Windows 8 will include the next generation file system. The Resilient File System, or ReFS for short, was designed for new approaches to data storage. During development, special emphasis was placed on backward compatibility with NTFS. The system is characterized by its ability to repair damaged data on the fly. It is not necessary to unmount the entire volume and have it checked by ScanDisk. Its structure allows for better scalability than NTFS.
Key features
ReFS is primarily a robust and highly available file system. It can check and self-repair corrupted data. It is optimized for extreme scalability. It is suitable for both embedded devices for the .NET Micro Framework and data centers running Windows Azure. The system was designed to isolate any erroneous data and allow the administrator to restore it from a backup without having to shut down the entire system. Storage virtualization is intended to simplify the creation and management of a file system.
Structure
All data in a file system is stored in B+ trees, unlike NTFS, which stored some data in additional tables and metafiles. This has contributed significantly to the simplification of the system and the loss of source code. In addition, the entire tree representing the file system as a whole allows for much better scalability. In addition, individual nodes allow you to iterate through keyvalue elements, so that they can be viewed as tables. After this simplification, the system can be looked at as follows:
NTFS compatibility
Some advanced NTFS features will be preserved, while others will not be implemented if they had a high impact on the overall complexity of the system or the backup of the entire partition. The preserved functions include
- BitLocker encryption,
- Access control list,
- Journaling
- Reporting changes,
- Symbolic link to files and directories
- Mounting a volume in a directory.
- Additional directory information.
- Copy
- unique file identifier; and
- Locking files.
Features that will no longer be supported include
- secondary streams,
- Object identifier
- Shortened file names
- File compression
- hardlinks,
- sparse files,
- File-level encryption
- file details and
- disk quotas.
Secondary streams, also called alternate streams or named streams, think of a file as a directory. This little-known feature allows you to add additional files to the file. For example, path C:\muj_soubor.txt:stream.xml
is perfectly fine and points to the stream. When a browser downloads a file from the Internet, this information is stored there. However, it has major disadvantages. These streams are not retained when transferring files between different file systems, FTP transfers, compressing, and so on. Additionally, the size of streams doesn't count towards file size. Last but not least, Explorer can't even make the data in those streams available.
Abbreviated file names, 8 characters for the name and 3 for the extension, are a remnant of MS-DOS and have no practical use today. As far as compression is concerned, the SandForce controller on the SSD can compress much more efficiently, so compressing the files themselves is rather harmful these days.
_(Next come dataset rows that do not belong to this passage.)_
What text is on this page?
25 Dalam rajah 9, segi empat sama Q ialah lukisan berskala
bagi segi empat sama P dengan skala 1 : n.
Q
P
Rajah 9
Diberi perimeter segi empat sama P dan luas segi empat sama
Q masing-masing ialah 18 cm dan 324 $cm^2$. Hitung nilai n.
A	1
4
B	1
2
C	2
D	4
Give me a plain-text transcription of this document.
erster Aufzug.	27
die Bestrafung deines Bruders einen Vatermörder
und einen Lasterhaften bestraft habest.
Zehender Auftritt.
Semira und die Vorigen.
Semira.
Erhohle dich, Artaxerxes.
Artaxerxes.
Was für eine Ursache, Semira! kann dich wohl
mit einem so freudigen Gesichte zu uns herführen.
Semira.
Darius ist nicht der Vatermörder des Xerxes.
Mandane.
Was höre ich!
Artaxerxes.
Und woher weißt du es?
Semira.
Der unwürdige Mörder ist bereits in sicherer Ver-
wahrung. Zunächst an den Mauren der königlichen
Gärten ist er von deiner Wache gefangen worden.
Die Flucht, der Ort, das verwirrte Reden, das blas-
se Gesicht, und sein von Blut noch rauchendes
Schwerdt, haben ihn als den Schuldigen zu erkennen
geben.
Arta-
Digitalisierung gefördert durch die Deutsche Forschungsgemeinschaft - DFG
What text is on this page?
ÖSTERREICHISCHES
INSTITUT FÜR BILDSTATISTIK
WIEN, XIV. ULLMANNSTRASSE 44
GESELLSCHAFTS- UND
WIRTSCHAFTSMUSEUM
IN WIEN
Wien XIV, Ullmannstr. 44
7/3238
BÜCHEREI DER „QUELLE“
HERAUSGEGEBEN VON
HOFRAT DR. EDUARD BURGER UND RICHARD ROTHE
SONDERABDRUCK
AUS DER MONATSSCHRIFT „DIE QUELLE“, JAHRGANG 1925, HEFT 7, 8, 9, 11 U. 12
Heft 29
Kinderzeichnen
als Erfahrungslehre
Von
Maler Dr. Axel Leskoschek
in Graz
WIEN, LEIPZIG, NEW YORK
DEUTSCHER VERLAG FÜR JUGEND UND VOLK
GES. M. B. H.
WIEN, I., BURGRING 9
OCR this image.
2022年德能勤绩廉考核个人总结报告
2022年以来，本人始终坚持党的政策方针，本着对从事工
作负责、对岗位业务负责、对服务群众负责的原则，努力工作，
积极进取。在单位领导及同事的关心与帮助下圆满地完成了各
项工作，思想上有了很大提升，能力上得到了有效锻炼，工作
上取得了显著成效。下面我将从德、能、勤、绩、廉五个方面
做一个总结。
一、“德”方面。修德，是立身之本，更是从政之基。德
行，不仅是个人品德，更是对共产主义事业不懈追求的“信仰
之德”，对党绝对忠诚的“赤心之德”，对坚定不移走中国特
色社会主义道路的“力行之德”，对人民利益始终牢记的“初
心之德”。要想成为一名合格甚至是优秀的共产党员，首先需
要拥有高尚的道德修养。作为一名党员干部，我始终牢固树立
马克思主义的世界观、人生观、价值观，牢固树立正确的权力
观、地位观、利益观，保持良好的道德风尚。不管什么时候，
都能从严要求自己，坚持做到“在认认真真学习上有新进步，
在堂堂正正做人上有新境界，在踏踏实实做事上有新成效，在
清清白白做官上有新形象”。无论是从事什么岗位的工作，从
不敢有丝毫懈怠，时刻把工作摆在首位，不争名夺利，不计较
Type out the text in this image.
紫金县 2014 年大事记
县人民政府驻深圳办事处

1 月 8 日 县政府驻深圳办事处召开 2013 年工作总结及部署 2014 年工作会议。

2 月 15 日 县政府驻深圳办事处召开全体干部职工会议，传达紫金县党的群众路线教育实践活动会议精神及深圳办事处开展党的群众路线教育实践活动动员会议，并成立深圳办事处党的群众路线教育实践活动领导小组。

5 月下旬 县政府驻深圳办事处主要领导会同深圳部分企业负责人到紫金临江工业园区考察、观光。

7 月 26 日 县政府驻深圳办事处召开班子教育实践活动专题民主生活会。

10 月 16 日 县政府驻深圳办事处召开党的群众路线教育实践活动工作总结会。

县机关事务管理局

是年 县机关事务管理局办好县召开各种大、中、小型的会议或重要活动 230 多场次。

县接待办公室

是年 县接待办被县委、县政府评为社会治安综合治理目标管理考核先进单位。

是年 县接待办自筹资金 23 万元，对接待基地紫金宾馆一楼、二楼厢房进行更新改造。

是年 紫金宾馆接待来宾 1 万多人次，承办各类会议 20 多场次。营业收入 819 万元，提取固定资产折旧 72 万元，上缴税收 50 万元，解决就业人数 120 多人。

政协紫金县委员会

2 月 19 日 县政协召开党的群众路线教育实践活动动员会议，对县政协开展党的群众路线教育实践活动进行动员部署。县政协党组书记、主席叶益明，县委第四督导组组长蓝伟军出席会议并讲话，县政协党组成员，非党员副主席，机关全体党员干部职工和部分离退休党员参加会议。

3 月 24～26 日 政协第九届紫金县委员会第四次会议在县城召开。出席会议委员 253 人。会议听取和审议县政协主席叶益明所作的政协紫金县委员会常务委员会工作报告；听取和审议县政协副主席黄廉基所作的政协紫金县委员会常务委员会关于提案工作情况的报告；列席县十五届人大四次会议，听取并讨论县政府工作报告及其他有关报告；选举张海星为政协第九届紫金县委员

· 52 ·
Hardlinks have the disadvantage that they can only be created within a bundle. Disk quotas are losing their importance, because nowadays user data is stored more in SQL Server, which has its own system for limiting the size of the database. The file details are replaced with metadata.
Resistance
Windows 8 brings new features of data storage, collectively called Storage Spaces. It allows you to organize physical disks connected via SATA, SAS and USB into disk storage. They can create virtual partitions that are resistant to hardware failures. Basically, it is RAID for home use. The capacity of physical disks can vary, as well as the bus through which they are connected.
When you start to run out of space while writing data, Windows displays a warning and prompts the user to purchase a new disk. It is simply plugged into the PC and connected to the storage. The system will then take care of the rest. Individual Spaces, such as Documents or Desktop, can be mirrored and files in them can be written to two or even three physically different storages. For Videos, Pictures, Podcasts or Virtual Machines, parity, i.e. duplicate information from which lost data can be calculated in the event of a hardware failure, will be more suitable.
Storage Space Documents, which is mirrored to two physical disks connected via USB. Storage Spaces may be available to other computers in your home.
If a disk fails, Action Center displays a warning. The control panels will then give a clearer explanation of the situation.
A lot of errors occur due to data corruption due to writing to the wrong place, or loss of the record. There are relatively few cases where the hardware itself fails. ReFS can detect these errors thanks to checksums. If this happens, ReFS instructs Storage Spaces to overwrite the faulty files with a backup copy.
ReFS has nothing in common with WinFS. In the case of WinFS, it was more about indexing data, in ReFS it is about the robustness of the infrastructure. Due to the significant changes and the conservative approach to SQL Server development, it seems that databases will not be able to be created on ReFS yet.
The article was written for the Czech MSDN Blog and TechNet Blog CZ/SK.